Weve had endless talk, finger pointing, and even an international investigation but not the will to act.  One year later, the regulatory and oversight changes broadly acknowledged as necessary have not been made.  We have no assurance we can avoid another massive grid malfunction like the one that brought down the system on August 14, 2003.

Last years blackout was a symptom of the larger problem created by deregulation and increased dependence of electricity: an aging and deteriorating network suffering from years of overuse and underinvestment.  Deregulation has increased our interdependence but has not brought the capacity upgrades needed.  As a result, the system has weakened.

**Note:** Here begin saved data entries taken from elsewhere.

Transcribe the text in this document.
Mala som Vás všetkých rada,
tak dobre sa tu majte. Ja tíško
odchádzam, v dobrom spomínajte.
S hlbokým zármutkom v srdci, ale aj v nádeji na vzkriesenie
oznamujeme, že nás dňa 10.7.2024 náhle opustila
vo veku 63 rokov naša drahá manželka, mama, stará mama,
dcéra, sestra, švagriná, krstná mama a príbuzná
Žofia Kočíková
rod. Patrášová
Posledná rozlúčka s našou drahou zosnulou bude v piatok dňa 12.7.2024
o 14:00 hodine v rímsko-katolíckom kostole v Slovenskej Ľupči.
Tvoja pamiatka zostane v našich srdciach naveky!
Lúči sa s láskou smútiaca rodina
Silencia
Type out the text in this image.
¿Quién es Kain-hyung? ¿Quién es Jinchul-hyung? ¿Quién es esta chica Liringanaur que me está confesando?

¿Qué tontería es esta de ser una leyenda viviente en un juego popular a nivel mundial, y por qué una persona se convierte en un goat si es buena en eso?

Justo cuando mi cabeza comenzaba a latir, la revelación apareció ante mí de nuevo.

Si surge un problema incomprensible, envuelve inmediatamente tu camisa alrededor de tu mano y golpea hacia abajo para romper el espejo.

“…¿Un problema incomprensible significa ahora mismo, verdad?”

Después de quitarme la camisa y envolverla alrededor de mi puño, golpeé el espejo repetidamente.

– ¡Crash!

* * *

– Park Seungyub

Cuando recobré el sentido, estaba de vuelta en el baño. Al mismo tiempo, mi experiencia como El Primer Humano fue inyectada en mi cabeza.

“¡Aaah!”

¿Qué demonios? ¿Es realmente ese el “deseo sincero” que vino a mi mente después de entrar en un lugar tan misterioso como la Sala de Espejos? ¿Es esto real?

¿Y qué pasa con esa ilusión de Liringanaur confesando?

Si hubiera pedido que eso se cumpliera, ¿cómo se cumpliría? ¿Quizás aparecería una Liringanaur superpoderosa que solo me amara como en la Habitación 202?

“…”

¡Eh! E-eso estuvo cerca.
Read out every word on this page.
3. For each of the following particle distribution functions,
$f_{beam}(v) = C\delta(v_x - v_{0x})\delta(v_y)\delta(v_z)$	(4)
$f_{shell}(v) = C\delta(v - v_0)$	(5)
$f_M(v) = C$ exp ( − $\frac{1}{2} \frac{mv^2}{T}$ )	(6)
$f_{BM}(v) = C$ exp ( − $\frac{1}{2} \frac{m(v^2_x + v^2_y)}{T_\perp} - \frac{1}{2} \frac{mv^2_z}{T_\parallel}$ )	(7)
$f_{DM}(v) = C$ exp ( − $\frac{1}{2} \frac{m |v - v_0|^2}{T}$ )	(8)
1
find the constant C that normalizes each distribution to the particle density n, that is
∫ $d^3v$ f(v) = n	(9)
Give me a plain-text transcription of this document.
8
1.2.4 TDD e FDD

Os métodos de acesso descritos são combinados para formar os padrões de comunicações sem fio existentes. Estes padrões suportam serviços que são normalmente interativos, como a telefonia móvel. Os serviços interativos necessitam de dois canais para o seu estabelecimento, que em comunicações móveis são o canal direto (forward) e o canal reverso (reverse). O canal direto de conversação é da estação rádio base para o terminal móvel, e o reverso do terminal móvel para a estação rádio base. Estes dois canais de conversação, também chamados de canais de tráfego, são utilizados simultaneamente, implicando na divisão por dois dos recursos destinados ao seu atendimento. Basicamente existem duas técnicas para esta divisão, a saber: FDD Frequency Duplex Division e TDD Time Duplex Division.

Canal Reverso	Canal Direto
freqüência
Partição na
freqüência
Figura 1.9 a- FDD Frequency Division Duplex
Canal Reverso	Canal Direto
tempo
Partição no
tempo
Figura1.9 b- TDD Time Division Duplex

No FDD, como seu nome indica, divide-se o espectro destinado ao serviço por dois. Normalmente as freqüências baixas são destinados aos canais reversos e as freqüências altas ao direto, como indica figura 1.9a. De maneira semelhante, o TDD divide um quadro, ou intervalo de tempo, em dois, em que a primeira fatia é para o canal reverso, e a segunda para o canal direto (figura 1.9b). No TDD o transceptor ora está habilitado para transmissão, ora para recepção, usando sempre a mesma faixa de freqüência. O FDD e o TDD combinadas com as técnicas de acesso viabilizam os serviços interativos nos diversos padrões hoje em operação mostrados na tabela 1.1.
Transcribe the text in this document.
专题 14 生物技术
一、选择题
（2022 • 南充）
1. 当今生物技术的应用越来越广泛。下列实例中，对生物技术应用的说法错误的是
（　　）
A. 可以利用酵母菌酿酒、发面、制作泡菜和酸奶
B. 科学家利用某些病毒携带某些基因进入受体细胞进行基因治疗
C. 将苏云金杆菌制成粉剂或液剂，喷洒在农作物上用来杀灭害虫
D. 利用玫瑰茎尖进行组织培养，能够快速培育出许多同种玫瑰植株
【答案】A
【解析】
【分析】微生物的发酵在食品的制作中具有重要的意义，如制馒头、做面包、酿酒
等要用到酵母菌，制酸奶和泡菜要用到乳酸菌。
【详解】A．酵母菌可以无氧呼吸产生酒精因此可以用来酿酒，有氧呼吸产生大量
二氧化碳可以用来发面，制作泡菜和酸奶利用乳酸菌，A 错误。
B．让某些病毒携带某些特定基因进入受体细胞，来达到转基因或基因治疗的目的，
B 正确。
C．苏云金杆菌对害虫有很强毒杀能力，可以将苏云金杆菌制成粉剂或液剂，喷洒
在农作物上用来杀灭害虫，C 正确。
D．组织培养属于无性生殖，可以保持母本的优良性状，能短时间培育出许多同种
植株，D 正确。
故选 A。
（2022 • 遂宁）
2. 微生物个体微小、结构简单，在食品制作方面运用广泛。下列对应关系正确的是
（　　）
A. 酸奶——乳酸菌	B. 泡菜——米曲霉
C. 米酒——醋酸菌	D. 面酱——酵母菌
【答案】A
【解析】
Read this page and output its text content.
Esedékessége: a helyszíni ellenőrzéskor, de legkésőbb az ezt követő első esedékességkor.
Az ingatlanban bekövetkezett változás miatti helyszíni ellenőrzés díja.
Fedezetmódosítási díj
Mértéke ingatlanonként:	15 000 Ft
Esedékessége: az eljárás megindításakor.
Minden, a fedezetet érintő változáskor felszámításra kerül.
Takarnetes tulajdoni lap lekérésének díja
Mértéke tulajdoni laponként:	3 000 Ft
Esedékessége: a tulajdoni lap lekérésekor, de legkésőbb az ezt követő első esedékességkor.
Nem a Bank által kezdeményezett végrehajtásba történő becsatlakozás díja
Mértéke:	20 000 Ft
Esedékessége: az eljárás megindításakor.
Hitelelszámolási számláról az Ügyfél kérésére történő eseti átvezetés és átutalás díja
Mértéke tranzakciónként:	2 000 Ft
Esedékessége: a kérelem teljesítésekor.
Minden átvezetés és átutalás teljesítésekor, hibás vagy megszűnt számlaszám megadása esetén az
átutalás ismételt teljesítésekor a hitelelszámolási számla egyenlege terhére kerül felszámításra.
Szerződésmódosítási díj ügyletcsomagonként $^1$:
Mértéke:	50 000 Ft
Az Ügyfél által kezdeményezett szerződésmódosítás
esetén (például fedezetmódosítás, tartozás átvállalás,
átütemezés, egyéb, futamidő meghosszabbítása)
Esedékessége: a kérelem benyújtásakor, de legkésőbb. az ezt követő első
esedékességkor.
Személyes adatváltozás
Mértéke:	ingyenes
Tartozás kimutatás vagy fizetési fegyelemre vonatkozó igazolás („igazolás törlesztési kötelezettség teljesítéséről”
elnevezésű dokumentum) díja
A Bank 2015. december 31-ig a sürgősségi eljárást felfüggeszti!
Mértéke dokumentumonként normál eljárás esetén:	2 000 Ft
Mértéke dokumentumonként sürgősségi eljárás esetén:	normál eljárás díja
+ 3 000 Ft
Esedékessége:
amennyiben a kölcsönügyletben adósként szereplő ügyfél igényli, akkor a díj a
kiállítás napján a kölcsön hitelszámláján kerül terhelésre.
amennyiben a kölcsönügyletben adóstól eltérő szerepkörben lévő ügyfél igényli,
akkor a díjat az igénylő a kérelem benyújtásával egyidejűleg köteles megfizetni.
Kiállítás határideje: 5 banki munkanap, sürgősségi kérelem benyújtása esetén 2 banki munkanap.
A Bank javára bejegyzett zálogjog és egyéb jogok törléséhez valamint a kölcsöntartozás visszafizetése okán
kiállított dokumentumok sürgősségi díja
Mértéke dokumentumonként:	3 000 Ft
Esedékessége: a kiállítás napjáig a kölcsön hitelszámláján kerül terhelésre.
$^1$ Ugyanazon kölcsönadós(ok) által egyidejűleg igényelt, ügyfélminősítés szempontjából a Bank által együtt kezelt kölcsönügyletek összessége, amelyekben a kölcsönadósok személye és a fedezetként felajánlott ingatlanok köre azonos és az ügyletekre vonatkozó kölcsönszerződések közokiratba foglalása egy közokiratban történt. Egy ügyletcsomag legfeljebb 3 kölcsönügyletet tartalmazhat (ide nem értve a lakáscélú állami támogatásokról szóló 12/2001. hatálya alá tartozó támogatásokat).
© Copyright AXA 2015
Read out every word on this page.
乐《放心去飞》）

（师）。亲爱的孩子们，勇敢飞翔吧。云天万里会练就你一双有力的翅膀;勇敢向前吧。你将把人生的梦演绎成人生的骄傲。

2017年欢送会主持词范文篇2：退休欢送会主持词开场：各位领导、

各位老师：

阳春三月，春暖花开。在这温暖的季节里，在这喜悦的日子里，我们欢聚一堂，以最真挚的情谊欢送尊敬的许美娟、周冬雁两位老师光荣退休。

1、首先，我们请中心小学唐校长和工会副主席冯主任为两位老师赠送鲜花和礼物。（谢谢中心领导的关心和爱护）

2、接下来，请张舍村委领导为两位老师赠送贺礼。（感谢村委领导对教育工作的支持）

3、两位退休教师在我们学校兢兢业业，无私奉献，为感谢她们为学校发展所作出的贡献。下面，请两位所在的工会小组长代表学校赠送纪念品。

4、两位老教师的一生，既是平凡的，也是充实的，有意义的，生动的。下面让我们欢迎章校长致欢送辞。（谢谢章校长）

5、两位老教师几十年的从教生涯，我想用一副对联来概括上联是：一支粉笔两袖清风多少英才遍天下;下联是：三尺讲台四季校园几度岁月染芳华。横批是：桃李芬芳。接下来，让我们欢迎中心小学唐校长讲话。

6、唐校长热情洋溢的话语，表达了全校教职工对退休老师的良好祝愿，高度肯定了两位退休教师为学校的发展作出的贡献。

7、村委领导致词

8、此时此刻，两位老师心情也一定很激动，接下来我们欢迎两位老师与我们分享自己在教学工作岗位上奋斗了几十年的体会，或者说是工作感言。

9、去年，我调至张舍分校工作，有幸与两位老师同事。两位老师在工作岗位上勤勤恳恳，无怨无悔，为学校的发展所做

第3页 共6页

A healthy, integrated system does not shut down more than 100 power plants in eight states and Canada within minutes.

Providing federal energy regulators the authority to enforce mandatory standards would be a good start.  The IBEW, consumer groups, and utilities are in agreement with this key recommendation of the U.S.-Canadian task force.  But the legislation is still being held hostage in Congress. 

Clear and unequivocal lines of authority and responsibility are needed to protect energy users in todays hodgepodge of industrial and regulatory oversight.   We agree with those in Congress who want mandatory electric reliability rules adopted separately from the stalled energy bill.  The Electric Reliability Improvement Act of 2003 (introduced in the House of Representatives as H.R. 3004) would increase accountability and give federal regulators real authority to oversee the system.  This legislation is no panacea, but it is a vital first step.  We also must improve maintenance, increase employee training and upgrade transmission capacity.

Without mandatory regulations, progress will be intermittent, arbitrary and inadequate.  If we dont learn from the mistakes of the 2003 blackout, we will surely repeat them.

The IBEW represents approximately 750,000 workers in the United States and Canada, including 220,000 in the utility industry.